Le fait que cette différence de conception des soins puisse être en cause dans cette incompréhension mutuelle a été retrouvée dans certaines études (12,26). Pour les psychiatres, elle se base sur la capacité du psychiatre à élaborer au cas par cas des attitudes thérapeutiques, tandis que pour les MG elle se base sur les pratiques recommandées, c’est à dire sur l’Evidence Based Medecine. Cette pratique consiste en “l’utilisation consciencieuse, explicite et judicieuse des meilleures données disponibles pour la prise de décisions concernant les soins à prodiguer à chaque patient, (…) une pratique d’intégration de chaque expertise clinique aux meilleures données cliniques externes, issues de recherches systématiques » (27). Cependant, l’EBM pose problème “dans une discipline comme la psychiatrie où les affections vont des troubles les plus handicapants et permanents à des variations mineures de niveaux de l’anxiété ou de l’humeur, qui impliquent de multiples étiologies et coexistent souvent avec des troubles somatiques et des problèmes sociaux insolubles.”(28) et également par le manque d’étude dans le domaine de la schizophrénie permettant de ”préciser le degré de certitude des techniques utilisées dans les différents champs d’application.”(29).

On peut voir dans la rareté des rencontres un point de rupture dans la relation MG/PSY facilitant une construction manichéiste des projections réciproques.

La volonté de favoriser les rencontres interprofessionnelles de la part de la plupart des MG et des psychiatres sous différentes formes, notamment sous forme de formations, a été retrouvée à plusieurs reprises dans notre étude et de manière quasi constante dans d’autres études (30)(12). Cependant notre étude et une autre étude (21) ont retrouvé que le manque de disponibilité des MG et des psychiatres était un frein à la participation à ces rencontres.
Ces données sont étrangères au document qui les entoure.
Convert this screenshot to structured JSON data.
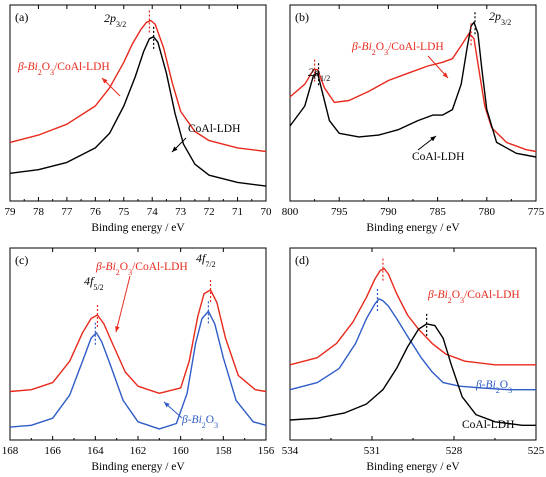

2.2 Un taux important de patients psychotiques sans médecin traitant malgré un probable changement de vision de la psychose par les MG

La faible proportion de patients psychotiques à avoir un médecin traitant pourrait être expliquée par la maladie en elle-même, l’isolement social qui en découle, les hospitalisations (30). On peut penser que les craintes de certains MG vis-à-vis de ces patients pourraient également être en cause. Cependant, dans notre étude, si des difficultés ont été évoquées, elles semblent avoir un retentissement moindre que dans les études 31, 17 et 32 qui retrouvent de plus grandes difficultés à avoir un médecin traitant. Pour certains MG de notre étude, le rôle

du MG et la collaboration dans le cadre de la prise en charge de troubles psychotiques sont moins importants que pour d’autres pathologies psychiatriques. Cependant, la plupart des MG n’ont pas de réticences malgré une prise en charge parfois compliquée, à l’exception d’une MG, qui en a surtout concernant les psychotiques non équilibrés SDF. Cette différence peut s’expliquer par un changement de la vision de la psychose par les MG mais également par le recrutement de MG particulièrement sensibilisés à la prise en charge des psychotiques et par la réalisation de l’étude dans une région qui comporte une densité de MG bien supérieure à la moyenne nationale (33) .

En effet, la vision des psychotiques par les MG est ambivalente et dépend beaucoup de la gravité de la pathologie. Elle est positive pour les patients équilibrés et négative pour les patients les plus atteints. Cette ambivalence pourrait laisser penser que désormais la psychose n’est plus autant stigmatisée qu'avant, et que pour les MG, la psychose peut être du ressort des MG, mais pour les patients les moins atteints.

L’avis des psychiatres dans notre étude va également dans ce sens. En effet, s’ils remarquent une réticence de la part des MG pour les patients psychotiques les plus lourds, en reconnaissant que la gravité de cette pathologie pouvait rendre impossible la prise en charge par un MG de ville, ils ne la tiennent cependant pas responsable du faible taux de patients psychotiques ayant un médecin traitant. Une psychiatre remarque même une évolution positive des mentalités.

On peut ainsi émettre l’hypothèse que le faible taux de patients psychotiques ayant un médecin traitant en France peut être attribué au nomadisme des patients et à l’indisponibilité des MG et non au manque de volonté des MG dont la vision sur les patients psychotiques pourrait avoir changé.